The initial and great baptism of the Spirit of which John speaks happened at Pentecost. The Temple, which is Jesus’ body, was destroyed and rebuilt in three days (Jn 2:19). As God did with the Tabernacle and Solomon’s Temple, he vindicated this Temple by sending his glory and lighting the altar fire. The altars are the disciples of Christ, members of his body, upon whom the tongues of fire sit. Jesus is baptizing with the Spirit and fire.
See, there is no water.
Not quite. At the end of his sermon, Peter calls the people to repentance and tells them to be baptized for the forgiveness of their sins so that they may receive the gift of the Spirit (Ac 2:38). The way they receive the Spirit is through baptism.
The contrast that John is making is not a wet v. dry baptism but a type v. antitype, shadows v. reality baptism. Baptisms are everywhere in the Hebrew Scriptures, beginning with creation. God creates through water. According to Peter, the flood of Noah’s day was a baptism (1 Pt 3:18-22). Passing through the Red Sea was a baptism, according to Paul (1 Cor 10:1-4). Baptism from the bronze laver was an integral part of the Tabernacle and Temple worship. John’s baptism is something of the apex and culmination of all those baptisms. They were baptisms that anticipated the baptism to come. The priest, climbing up to retrieve water “above the firmament” in the bronze laver to bring it down to baptize, looked forward to baptism with waters from above. They were all types and shadows. They were sufficient for the time, but they were not God’s final word concerning baptism.
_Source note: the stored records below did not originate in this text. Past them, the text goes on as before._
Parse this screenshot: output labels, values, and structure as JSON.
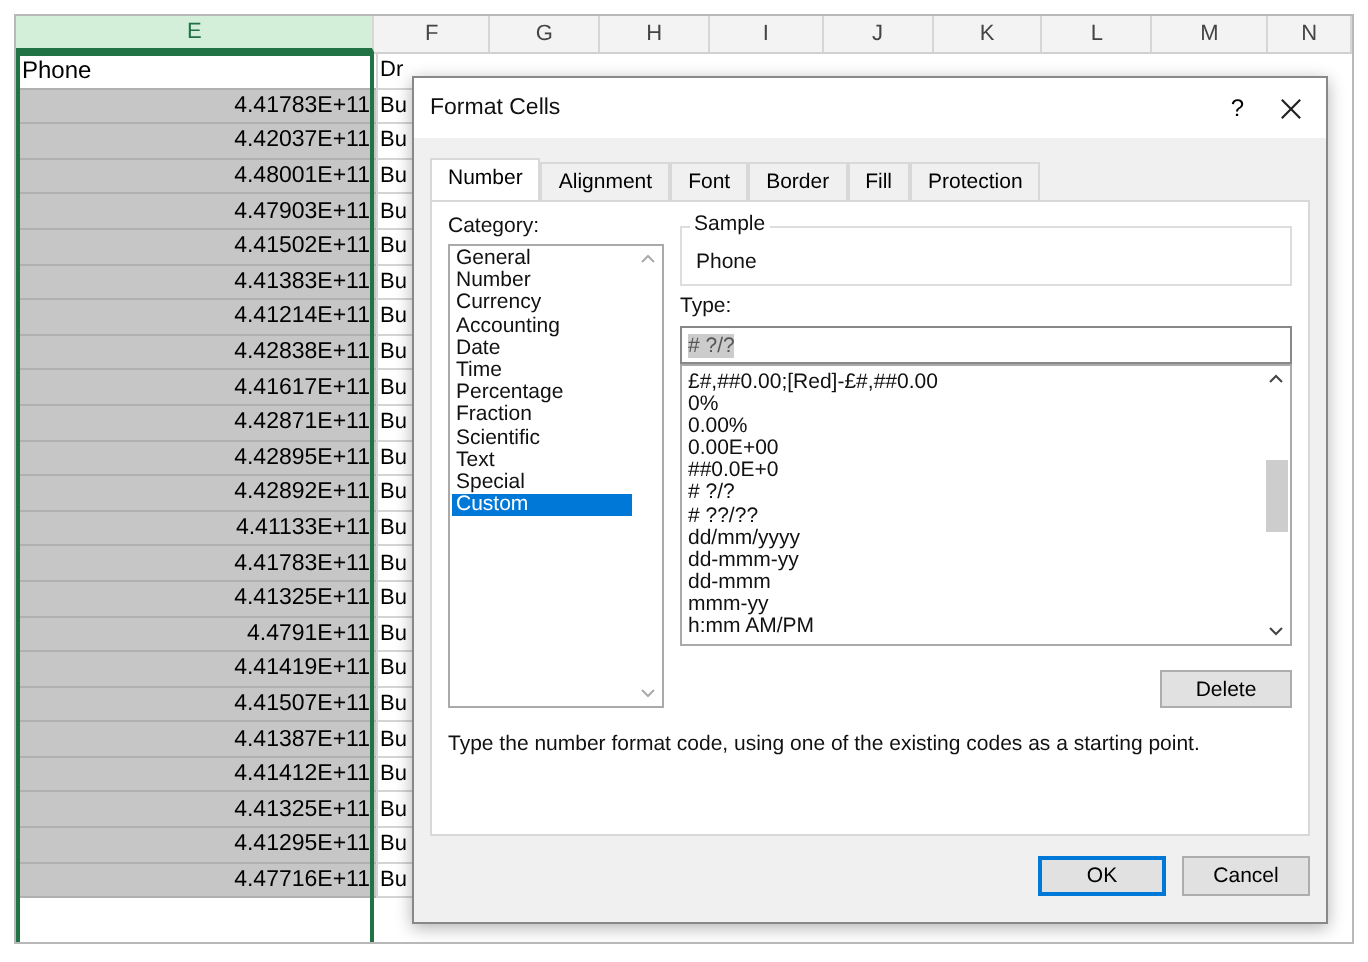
{
  "sheet": {
    "columns": [
      {
        "label": "E",
        "selected": true
      },
      {
        "label": "F",
        "selected": false
      },
      {
        "label": "G",
        "selected": false
      },
      {
        "label": "H",
        "selected": false
      },
      {
        "label": "I",
        "selected": false
      },
      {
        "label": "J",
        "selected": false
      },
      {
        "label": "K",
        "selected": false
      },
      {
        "label": "L",
        "selected": false
      },
      {
        "label": "M",
        "selected": false
      },
      {
        "label": "N",
        "selected": false
      }
    ],
    "header_row": {
      "column_e": "Phone",
      "column_f": "Dr"
    },
    "rows": [
      {
        "column_e": "4.41783E+11",
        "column_f": "Bu"
      },
      {
        "column_e": "4.42037E+11",
        "column_f": "Bu"
      },
      {
        "column_e": "4.48001E+11",
        "column_f": "Bu"
      },
      {
        "column_e": "4.47903E+11",
        "column_f": "Bu"
      },
      {
        "column_e": "4.41502E+11",
        "column_f": "Bu"
      },
      {
        "column_e": "4.41383E+11",
        "column_f": "Bu"
      },
      {
        "column_e": "4.41214E+11",
        "column_f": "Bu"
      },
      {
        "column_e": "4.42838E+11",
        "column_f": "Bu"
      },
      {
        "column_e": "4.41617E+11",
        "column_f": "Bu"
      },
      {
        "column_e": "4.42871E+11",
        "column_f": "Bu"
      },
      {
        "column_e": "4.42895E+11",
        "column_f": "Bu"
      },
      {
        "column_e": "4.42892E+11",
        "column_f": "Bu"
      },
      {
        "column_e": "4.41133E+11",
        "column_f": "Bu"
      },
      {
        "column_e": "4.41783E+11",
        "column_f": "Bu"
      },
      {
        "column_e": "4.41325E+11",
        "column_f": "Bu"
      },
      {
        "column_e": "4.4791E+11",
        "column_f": "Bu"
      },
      {
        "column_e": "4.41419E+11",
        "column_f": "Bu"
      },
      {
        "column_e": "4.41507E+11",
        "column_f": "Bu"
      },
      {
        "column_e": "4.41387E+11",
        "column_f": "Bu"
      },
      {
        "column_e": "4.41412E+11",
        "column_f": "Bu"
      },
      {
        "column_e": "4.41325E+11",
        "column_f": "Bu"
      },
      {
        "column_e": "4.41295E+11",
        "column_f": "Bu"
      },
      {
        "column_e": "4.47716E+11",
        "column_f": "Bu"
      }
    ]
  },
  "dialog": {
    "title": "Format Cells",
    "help": "?",
    "tabs": [
      {
        "label": "Number",
        "selected": true
      },
      {
        "label": "Alignment",
        "selected": false
      },
      {
        "label": "Font",
        "selected": false
      },
      {
        "label": "Border",
        "selected": false
      },
      {
        "label": "Fill",
        "selected": false
      },
      {
        "label": "Protection",
        "selected": false
      }
    ],
    "category_label": "Category:",
    "categories": [
      {
        "label": "General",
        "selected": false
      },
      {
        "label": "Number",
        "selected": false
      },
      {
        "label": "Currency",
        "selected": false
      },
      {
        "label": "Accounting",
        "selected": false
      },
      {
        "label": "Date",
        "selected": false
      },
      {
        "label": "Time",
        "selected": false
      },
      {
        "label": "Percentage",
        "selected": false
      },
      {
        "label": "Fraction",
        "selected": false
      },
      {
        "label": "Scientific",
        "selected": false
      },
      {
        "label": "Text",
        "selected": false
      },
      {
        "label": "Special",
        "selected": false
      },
      {
        "label": "Custom",
        "selected": true
      }
    ],
    "sample_label": "Sample",
    "sample_value": "Phone",
    "type_label": "Type:",
    "type_value": "# ?/?",
    "formats": [
      "£#,##0.00;[Red]-£#,##0.00",
      "0%",
      "0.00%",
      "0.00E+00",
      "##0.0E+0",
      "# ?/?",
      "# ??/??",
      "dd/mm/yyyy",
      "dd-mmm-yy",
      "dd-mmm",
      "mmm-yy",
      "h:mm AM/PM"
    ],
    "delete_button": "Delete",
    "description": "Type the number format code, using one of the existing codes as a starting point.",
    "buttons": [
      {
        "label": "OK",
        "default": true
      },
      {
        "label": "Cancel",
        "default": false
      }
    ]
  }
}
Jesus is the first to be baptized from above, and his baptism from above happens when John baptizes him in the Jordan River. The Spirit is not scared of water. He is the one who hovers over the original creation waters and uses them to form and fill the creation. On the second day of creation, he took waters from the earth and put them above the firmament in heaven. One day in the future, he would join heaven and earth by pouring out these waters from above. This is what he begins to do at Jesus’ baptism.
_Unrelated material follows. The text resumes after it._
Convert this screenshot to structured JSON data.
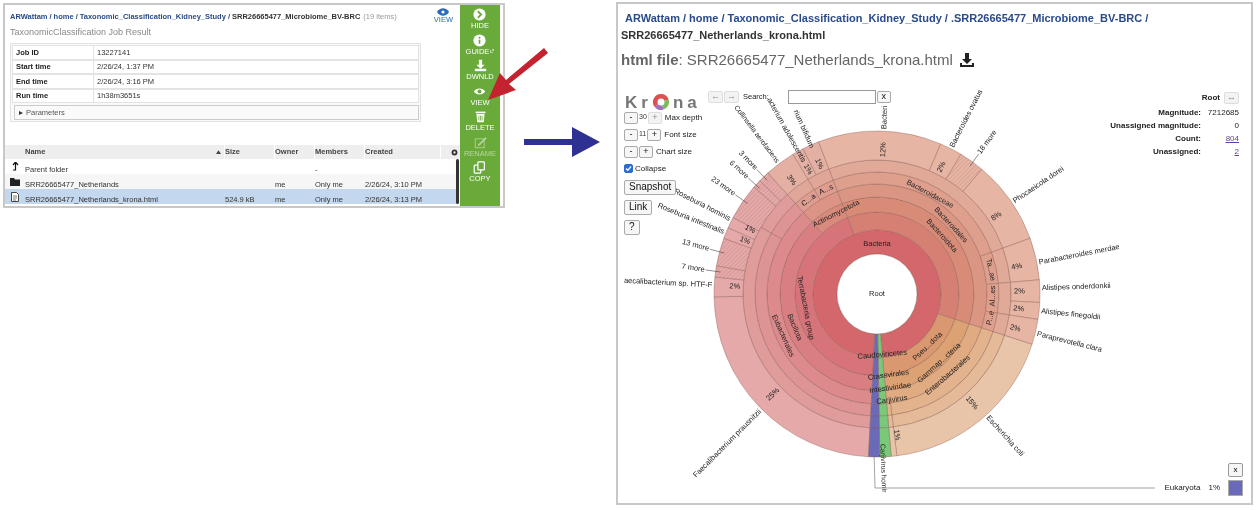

Jesus receives the Spirit in his baptism. We receive the Spirit by being baptized into Christ’s body, the church. This is what Peter means in Acts 2 when he says that we receive the gift of the Spirit in baptism. Baptism unites us to the body of Christ, where the Spirit lives. To be a part of the body of Christ is to live in the realm of the Spirit. In our water baptism, we receive the waters from above, uniting us with heaven in a way that John’s baptism never could. We are united with heaven in baptism because we are united with the Word made flesh, the one who joins heaven to earth in his body.
John’s contrast is not wet v. dry but shadow v. reality. Baptism is still water, but it descends with the Spirit from heaven.